A banalização do mal é uma leitura negativa do poder diante da positividade do Estado. O regime nazista não ascendeu de forma ditatorial, mas democraticamente por meio de eleições. Foucault mostrou que esta é uma sociedade previdenciária, seguradora, regulamentadora e disciplinar, e que ao mesmo tempo reativa o velho poder soberano de matar. Entretanto, esse poder de matar perpassa todo o corpo social da sociedade nazista, e o poder de vida e morte não está presente apenas no Estado, mas em toda uma série de indivíduos. No limite, todos têm o direito de vida e morte sobre o seu vizinho, seja por meio da denúncia ou do alistamento a organizações paramilitares nazistas (FOUCAULT, 1999).

O consentimento ditatorial não se dá por golpe, mas por normalização biopolítica traduzida em efeito de soberania. O Estado nazista tornou-se coextensivo no campo de uma vida que ele ―organiza, protege, garante, cultiva biologicamente, e, ao mesmo tempo, o direito soberano de matar quem quer que seja‖ (IDEM, 311).

A divulgação do que acontecia nos campos de concentração pressionava Watson. No encontro do ICC, em 1940, ele discursou sobre a necessidade da paz e que era preciso terminar com a guerra e seus horrores. Convocou a imprensa e devolveu a Hitler a medalha que havia recebido. Entretanto, suas relações econômicas com o terceiro Reich não foram abaladas, a IBM era a única que podia fornecer os cartões perfurados e a manutenção das máquinas Hollerith (BLACK, 2001).

A IBM não trabalhou apenas para os nazistas; nos Estados Unidos, sua subsidiária, a Munitions Manufacturing Corporation, produzia armas, máscaras contra gases, miras para bombardeios, entre outros artefatos bélicos. Os cartões perfurados também eram usados para catalogar inimigos capturados, para recrutar pessoas ou localizá-las, para identificar onde estava um soldado (IDEM)

Em maio de 1942, a subsidiária estadunidense da IBM forneceu funcionários ao serviço de criptografia dos EUA. As partes e as mensagens decifradas eram tabuladas em uma série de cartões perfurados. Livros de códigos capturados eram perfurados em

cartões, estes eram classificados e cada palavra decifrada era utilizada para descobrir outra, até aproximar-se a mensagem de um contexto legível (IBIDEM).

A IBM atuou, portanto, como uma aliada em negócios tanto dos EUA como da Alemanha. Esse duplo favorecimento só terminaria em 1944, após milhares de pessoas já terem sido assassinadas. É quando a IBM declara apoio aos aliados e entrega seus documentos ao governo estadunidense. Após uma década de catalogação das pessoas e com a Alemanha nazista e suas câmaras de gás funcionando, Watson declarou seu patriotismo à bandeira estadunidense (IBIDEM).

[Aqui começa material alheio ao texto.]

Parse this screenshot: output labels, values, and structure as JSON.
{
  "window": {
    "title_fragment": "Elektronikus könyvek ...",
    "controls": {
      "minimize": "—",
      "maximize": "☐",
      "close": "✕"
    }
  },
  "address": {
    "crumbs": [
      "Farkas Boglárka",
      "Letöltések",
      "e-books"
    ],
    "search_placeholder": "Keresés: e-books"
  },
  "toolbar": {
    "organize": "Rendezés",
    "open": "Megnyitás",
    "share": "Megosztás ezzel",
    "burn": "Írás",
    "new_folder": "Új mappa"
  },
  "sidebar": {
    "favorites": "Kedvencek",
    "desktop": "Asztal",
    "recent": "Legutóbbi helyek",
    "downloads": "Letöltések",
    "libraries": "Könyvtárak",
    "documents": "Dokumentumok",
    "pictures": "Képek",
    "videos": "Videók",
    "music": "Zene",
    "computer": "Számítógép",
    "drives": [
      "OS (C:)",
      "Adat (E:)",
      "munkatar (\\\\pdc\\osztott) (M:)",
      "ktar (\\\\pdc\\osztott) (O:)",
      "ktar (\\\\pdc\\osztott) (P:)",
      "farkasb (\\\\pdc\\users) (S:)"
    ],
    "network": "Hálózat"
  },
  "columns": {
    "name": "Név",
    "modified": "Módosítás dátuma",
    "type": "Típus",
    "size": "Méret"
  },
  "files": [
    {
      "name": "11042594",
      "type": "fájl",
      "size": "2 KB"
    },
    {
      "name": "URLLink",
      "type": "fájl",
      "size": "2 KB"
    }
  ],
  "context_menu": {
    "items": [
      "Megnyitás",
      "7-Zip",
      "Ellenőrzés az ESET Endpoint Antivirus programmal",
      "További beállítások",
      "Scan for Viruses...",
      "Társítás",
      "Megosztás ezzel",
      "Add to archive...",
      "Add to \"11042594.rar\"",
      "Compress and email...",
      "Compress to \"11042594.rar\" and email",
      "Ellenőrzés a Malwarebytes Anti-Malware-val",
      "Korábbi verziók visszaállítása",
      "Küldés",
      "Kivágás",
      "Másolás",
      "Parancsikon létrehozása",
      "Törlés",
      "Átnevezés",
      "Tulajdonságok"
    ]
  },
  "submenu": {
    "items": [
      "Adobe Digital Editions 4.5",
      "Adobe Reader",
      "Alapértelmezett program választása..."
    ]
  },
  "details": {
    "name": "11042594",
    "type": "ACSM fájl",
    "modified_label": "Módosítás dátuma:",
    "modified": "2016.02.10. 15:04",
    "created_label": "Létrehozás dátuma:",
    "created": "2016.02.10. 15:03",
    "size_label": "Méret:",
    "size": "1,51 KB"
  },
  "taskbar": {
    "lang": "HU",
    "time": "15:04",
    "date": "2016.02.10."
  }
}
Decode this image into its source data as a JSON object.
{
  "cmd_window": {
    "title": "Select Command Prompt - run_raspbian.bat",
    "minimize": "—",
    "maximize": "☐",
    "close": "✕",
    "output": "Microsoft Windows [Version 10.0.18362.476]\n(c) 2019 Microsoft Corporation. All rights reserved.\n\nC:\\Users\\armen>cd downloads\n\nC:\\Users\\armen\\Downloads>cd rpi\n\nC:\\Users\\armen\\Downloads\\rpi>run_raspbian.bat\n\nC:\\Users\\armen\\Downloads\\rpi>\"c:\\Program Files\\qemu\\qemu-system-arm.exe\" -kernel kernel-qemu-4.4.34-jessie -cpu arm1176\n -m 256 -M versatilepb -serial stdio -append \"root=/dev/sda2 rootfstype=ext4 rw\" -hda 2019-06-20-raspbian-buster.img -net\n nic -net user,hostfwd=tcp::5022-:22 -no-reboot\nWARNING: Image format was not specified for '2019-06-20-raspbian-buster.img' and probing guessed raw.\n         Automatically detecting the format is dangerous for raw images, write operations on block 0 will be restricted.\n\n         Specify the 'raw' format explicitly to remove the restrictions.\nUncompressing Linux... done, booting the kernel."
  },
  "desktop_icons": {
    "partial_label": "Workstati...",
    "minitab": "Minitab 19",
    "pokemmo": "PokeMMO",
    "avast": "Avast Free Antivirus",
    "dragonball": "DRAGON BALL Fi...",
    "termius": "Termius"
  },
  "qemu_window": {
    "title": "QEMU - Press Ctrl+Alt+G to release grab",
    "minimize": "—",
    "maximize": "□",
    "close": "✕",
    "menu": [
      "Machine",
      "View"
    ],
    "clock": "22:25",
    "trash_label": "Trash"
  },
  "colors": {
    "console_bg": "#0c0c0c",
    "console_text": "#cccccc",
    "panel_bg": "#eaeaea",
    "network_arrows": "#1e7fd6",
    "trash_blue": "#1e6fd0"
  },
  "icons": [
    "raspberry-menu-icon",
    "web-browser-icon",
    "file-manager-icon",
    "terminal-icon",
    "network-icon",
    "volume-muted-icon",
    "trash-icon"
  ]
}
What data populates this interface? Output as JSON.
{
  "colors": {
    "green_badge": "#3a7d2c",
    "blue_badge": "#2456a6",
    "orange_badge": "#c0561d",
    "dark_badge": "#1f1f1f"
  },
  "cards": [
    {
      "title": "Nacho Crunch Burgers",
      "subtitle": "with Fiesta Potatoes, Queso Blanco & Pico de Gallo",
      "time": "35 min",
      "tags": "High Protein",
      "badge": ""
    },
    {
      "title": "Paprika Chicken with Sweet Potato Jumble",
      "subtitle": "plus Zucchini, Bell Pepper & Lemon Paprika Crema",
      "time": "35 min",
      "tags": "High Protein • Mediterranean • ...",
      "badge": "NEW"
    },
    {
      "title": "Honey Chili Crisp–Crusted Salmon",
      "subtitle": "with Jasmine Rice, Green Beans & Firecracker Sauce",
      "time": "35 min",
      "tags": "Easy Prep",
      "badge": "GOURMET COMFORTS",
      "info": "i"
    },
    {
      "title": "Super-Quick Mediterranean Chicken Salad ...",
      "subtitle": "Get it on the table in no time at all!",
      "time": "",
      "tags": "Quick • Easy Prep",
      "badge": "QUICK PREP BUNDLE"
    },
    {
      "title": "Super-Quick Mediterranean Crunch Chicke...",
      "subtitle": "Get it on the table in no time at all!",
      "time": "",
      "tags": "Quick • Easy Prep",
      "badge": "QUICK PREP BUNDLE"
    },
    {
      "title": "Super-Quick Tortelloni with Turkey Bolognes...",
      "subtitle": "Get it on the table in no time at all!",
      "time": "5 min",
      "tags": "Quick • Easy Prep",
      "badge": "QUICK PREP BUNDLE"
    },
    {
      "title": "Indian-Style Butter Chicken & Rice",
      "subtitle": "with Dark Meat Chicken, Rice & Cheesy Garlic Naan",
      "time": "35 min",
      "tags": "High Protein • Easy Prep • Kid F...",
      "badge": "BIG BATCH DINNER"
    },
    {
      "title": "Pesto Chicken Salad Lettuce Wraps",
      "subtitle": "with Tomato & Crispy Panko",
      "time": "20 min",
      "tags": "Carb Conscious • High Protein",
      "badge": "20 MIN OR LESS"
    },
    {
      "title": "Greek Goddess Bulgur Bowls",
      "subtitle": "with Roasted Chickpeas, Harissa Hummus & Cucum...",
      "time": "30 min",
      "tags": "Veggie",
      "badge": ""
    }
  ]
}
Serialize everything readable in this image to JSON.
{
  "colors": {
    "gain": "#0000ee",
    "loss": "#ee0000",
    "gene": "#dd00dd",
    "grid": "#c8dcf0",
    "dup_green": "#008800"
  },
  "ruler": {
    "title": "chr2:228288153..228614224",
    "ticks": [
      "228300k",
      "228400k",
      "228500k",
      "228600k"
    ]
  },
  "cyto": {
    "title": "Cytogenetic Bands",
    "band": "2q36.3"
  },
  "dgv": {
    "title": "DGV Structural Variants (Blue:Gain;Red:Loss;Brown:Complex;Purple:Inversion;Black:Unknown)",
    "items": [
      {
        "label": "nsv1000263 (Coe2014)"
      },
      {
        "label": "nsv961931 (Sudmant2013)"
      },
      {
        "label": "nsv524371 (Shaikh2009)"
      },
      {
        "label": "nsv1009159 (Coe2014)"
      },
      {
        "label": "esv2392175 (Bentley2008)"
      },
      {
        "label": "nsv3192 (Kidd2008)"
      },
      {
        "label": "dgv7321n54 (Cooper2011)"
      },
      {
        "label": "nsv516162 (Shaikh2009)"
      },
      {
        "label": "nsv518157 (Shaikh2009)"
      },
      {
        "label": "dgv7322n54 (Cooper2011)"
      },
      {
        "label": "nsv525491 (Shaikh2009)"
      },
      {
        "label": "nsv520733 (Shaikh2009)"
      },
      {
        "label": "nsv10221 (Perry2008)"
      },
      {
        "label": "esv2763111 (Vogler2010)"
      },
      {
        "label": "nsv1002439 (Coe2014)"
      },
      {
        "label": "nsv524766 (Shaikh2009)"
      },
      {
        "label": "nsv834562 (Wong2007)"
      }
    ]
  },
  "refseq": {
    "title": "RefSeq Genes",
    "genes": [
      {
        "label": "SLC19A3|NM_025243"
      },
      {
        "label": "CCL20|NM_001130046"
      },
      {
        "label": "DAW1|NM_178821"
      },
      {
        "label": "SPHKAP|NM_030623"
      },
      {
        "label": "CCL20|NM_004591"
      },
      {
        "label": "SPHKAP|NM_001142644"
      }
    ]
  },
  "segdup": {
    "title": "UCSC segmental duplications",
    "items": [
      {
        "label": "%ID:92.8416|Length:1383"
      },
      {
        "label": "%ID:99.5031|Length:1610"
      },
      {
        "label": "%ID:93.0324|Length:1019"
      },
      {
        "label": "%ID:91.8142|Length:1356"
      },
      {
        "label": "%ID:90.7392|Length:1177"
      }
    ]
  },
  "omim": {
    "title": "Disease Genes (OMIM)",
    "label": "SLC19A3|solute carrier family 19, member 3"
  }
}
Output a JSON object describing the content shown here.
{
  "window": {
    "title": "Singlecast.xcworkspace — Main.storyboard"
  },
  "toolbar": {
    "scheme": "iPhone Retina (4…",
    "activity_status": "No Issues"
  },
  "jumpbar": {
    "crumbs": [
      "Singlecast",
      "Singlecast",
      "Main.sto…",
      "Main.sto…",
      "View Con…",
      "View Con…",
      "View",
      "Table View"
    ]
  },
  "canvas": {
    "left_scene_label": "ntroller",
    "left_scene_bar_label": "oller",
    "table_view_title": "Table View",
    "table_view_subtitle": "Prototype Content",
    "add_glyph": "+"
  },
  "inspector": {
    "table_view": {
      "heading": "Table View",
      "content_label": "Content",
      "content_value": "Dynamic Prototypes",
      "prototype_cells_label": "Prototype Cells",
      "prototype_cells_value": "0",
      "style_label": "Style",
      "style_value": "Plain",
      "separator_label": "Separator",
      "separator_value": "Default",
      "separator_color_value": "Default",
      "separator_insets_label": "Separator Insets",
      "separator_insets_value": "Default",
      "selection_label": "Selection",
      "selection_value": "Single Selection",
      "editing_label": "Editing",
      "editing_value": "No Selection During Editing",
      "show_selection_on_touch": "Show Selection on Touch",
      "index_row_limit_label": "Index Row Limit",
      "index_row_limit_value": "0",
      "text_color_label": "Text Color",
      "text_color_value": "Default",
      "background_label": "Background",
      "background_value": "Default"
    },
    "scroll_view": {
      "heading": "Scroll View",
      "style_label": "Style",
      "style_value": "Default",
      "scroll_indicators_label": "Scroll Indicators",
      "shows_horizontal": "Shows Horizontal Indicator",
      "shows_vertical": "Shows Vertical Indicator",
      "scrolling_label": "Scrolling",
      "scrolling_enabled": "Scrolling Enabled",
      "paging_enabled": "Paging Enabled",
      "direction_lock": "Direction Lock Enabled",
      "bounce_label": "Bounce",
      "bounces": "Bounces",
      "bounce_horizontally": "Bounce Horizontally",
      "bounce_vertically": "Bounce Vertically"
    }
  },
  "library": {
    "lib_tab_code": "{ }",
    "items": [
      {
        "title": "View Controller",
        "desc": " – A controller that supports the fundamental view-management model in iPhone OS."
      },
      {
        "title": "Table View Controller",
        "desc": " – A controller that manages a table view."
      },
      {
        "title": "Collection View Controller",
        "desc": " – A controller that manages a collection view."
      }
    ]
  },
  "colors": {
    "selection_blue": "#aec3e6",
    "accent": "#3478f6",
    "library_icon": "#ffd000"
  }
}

O uso dos cartões perfurados, entretanto, não para por aqui. Atravessa a história dos computadores, anunciando o que viria a tornar-se o banco de dados, décadas mais tarde, e que estará presente em cada computador pessoal.

Entretanto, não se trata de uma politização de tecnologias. Tecnologias não se politizam, elas estão relacionadas a uma forma de produzir no próprio funcionamento da política. Richard Sennett, em O Artífice, caracteriza o medo da invenção de materiais de autodestruição – câmaras de gás e bombas atômicas – como o mito grego da caixa de Pandora, e as invenções seriam a abertura da caixa espalhando dores e males entre os homens. Sennett alerta que abrir essa caixa não é um ato neutro, a tecnologia trata de uma produção histórica e não de um procedimento maquinal (SENNETT, 2012).

No caso do uso dos cartões perfurados na Alemanha nazista, o aperfeiçoamento desta tecnologia tinha um objetivo, contar pessoas para poder administrá-las, contabilizá-las e separá-las. Por outro lado, há as regulares encenações políticas, como a devolução da medalha de Watson a Hitler, mesmo sem a IBM deixar de manter seus negócios.